5. Reduces joint inflammation
More research is needed on the impact of rosemary on joint inflammation, but there is some preliminary evidence to suggest that rosemary oil may help reduce tissue inflammation associated with pain and swelling by stopping the migration of joints. white blood cells to injured tissues to release inflammatory chemicals.
This could be potentially beneficial for people with rheumatoid arthritis.
Uses of rosemary in our body
As you could imagine, rosemary also provides benefits for the skin and hair, so some of its benefits for body care will be mentioned below.
1. Stimulates hair growth
The rosemary oil can treat androgenetic alopecia (male pattern baldness) to the prevent a byproduct of testosterone attack hair follicles, and has been shown to massage rosemary oil on the scalp twice a day stimulates the regeneration of hair.
2. Increase circulation
If you have problems with Raynaud's disease (which makes circulation difficult), or you just find that your hands and feet are always cold, massaging a rosemary oil mixture into your hands can help warm them up.

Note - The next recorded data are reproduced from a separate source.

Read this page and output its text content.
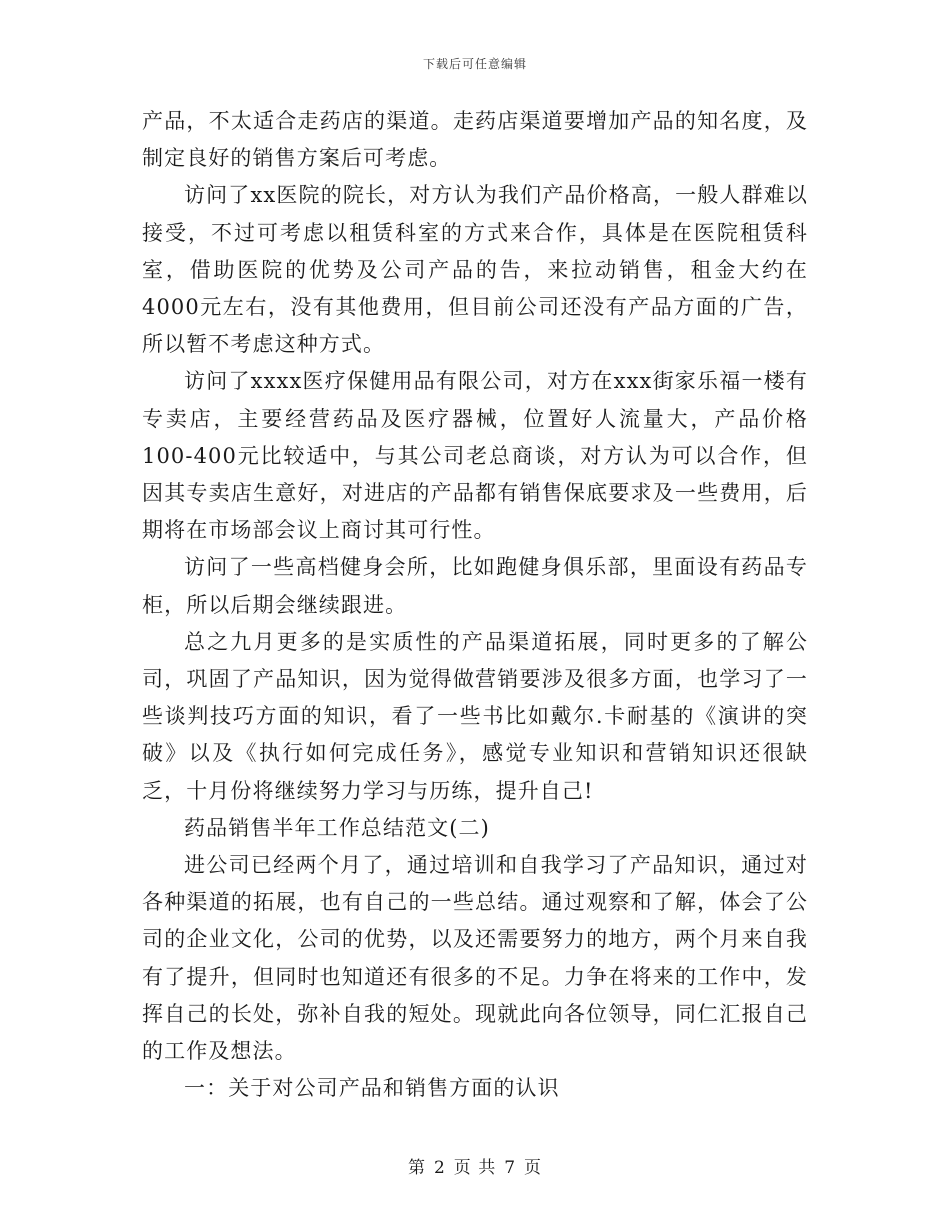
下载后可任意编辑

产品，不太适合走药店的渠道。走药店渠道要增加产品的知名度，及制定良好的销售方案后可考虑。

访问了xx医院的院长，对方认为我们产品价格高，一般人群难以接受，不过可考虑以租赁科室的方式来合作，具体是在医院租赁科室，借助医院的优势及公司产品的告，来拉动销售，租金大约在4000元左右，没有其他费用，但目前公司还没有产品方面的广告，所以暂不考虑这种方式。

访问了xxxx医疗保健用品有限公司，对方在xxx街家乐福一楼有专卖店，主要经营药品及医疗器械，位置好人流量大，产品价格100-400元比较适中，与其公司老总商谈，对方认为可以合作，但因其专卖店生意好，对进店的产品都有销售保底要求及一些费用，后期将在市场部会议上商讨其可行性。

访问了一些高档健身会所，比如跑健身俱乐部，里面设有药品专柜，所以后期会继续跟进。

总之九月更多的是实质性的产品渠道拓展，同时更多的了解公司，巩固了产品知识，因为觉得做营销要涉及很多方面，也学习了一些谈判技巧方面的知识，看了一些书比如戴尔.卡耐基的《演讲的突破》以及《执行如何完成任务》，感觉专业知识和营销知识还很缺乏，十月份将继续努力学习与历练，提升自己!

药品销售半年工作总结范文(二)

进公司已经两个月了，通过培训和自我学习了产品知识，通过对各种渠道的拓展，也有自己的一些总结。通过观察和了解，体会了公司的企业文化，公司的优势，以及还需要努力的地方，两个月来自我有了提升，但同时也知道还有很多的不足。力争在将来的工作中，发挥自己的长处，弥补自我的短处。现就此向各位领导，同仁汇报自己的工作及想法。

一：关于对公司产品和销售方面的认识

第 2 页 共 7 页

Rosemary oil may help expand your blood vessels, warming the blood so that it reaches your fingers and toes more easily.
3. Fight acne
Rosemary's antibacterial and antimicrobial properties make it particularly beneficial in treating many skin problems. Whole plant rosemary extract has been shown to reduce inflammation associated with acne and fight bacteria that cause acne breakouts.
While many of the benefits of rosemary require further study, it is generally considered safe to use and has very few side effects. Remember that when you use rosemary extract or oil, it is highly concentrated, so you only need a few drops. Rosemary essential oil should not be used internally and should generally be diluted in a solution or carrier oil when applied to the skin.